Nach der Geburt ihres eigenen Kindes hatte sie seltsame Erlebnisse. 

Sie stand zum Beispiel nachts auf, ohne es zu merken, suchte ihr Kind am Fußende ihres Bettes, geriet in Panik, weil sie es nicht fand. Ihr Mann sprach sie an und zeigte ihr, daß das Kind ruhig in seinem Bett lag und schlief. 

Oder sie stand auf, ging ans offene Fenster, wähnte das Kind auf dem Arm; es rutschte ihr aus der Hand, fiel aus dem Fenster - sie wohnten im dritten Stockwerk - und sie wartete auf den Aufprall und schrie fürchterlich, bis sie angesprochen wurde. 

Schon immer und auch heute noch hat sie nachts eigenartige Zustände. 

Sie setzt sich auf und starrt verstört um sich oder springt aus dem Bett, rennt ans Fenster und schreit. 

Wenn sie angesprochen wird, wird es ihr auch bewusst, doch meistens kann sie sich an nichts erinnern. 

Alle Verletzungen körperlicher und seelischer Art resultieren aus der Zeit des Heimaufenthaltes (Juli 1938 bis März 1939) als Einjährige und lassen einen Sturz durch das Fenster vermuten (die Narben verlaufen an den Armen längsseits, die großen und tiefen Narben am Rücken jedoch in unterschiedlichen Richtungen). 

Da ein jüdisches Kind einer "Rassenschänderin" als minderwertig und lebensunwürdig galt, muss der folgenschwere Sturz auch in diesem Zusammenhang gesehen werden.

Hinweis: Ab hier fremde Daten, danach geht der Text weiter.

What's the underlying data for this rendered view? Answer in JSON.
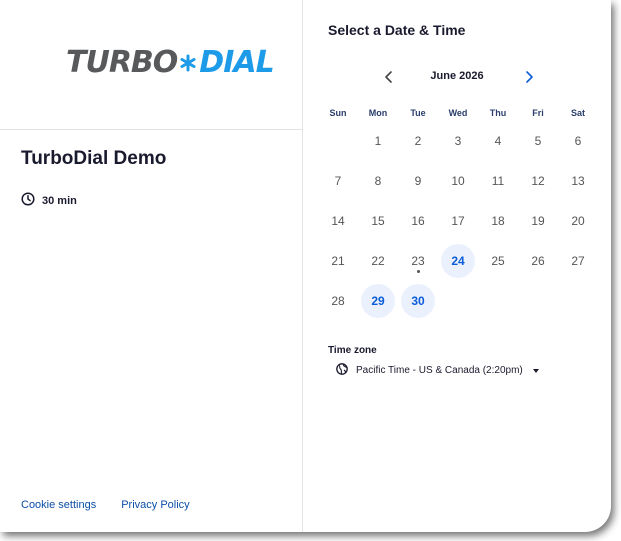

Geschah der Fenstersturz in der Zeit des Novemberpogroms? ("Reichskristallnacht" 9.-11. November 1938). 

Bis Mai 1940 lag die Vormundschaft für beide Kinder beim Jugendamt Hamburg. Akten sind jedoch keine mehr vorhanden. Selbst in der Vormundschaftsakte des Amtsgerichts fehlen die (durchnummerierten) Seiten 6-13. 

Eine Pflichtversicherung für Kinder im Heim bestand damals noch nicht. 

Außerdem ist das Kinderheim Averhoffstraße im Krieg durch Brand zerstört worden. 

Darum sind keine schriftlichen Unterlagen vorhanden, so daß es unmöglich ist, die Vorkommnisse restlos aufzuklären.

Am 31.3.1939 wurde ein Ausweis mit dem "J" (Jude) für das Kind ausgestellt. 

Zusammen mit der Fotografie weist dieser Ausweis auf den Wechsel vom Heim zu den ersten Pflegeeltern hin. 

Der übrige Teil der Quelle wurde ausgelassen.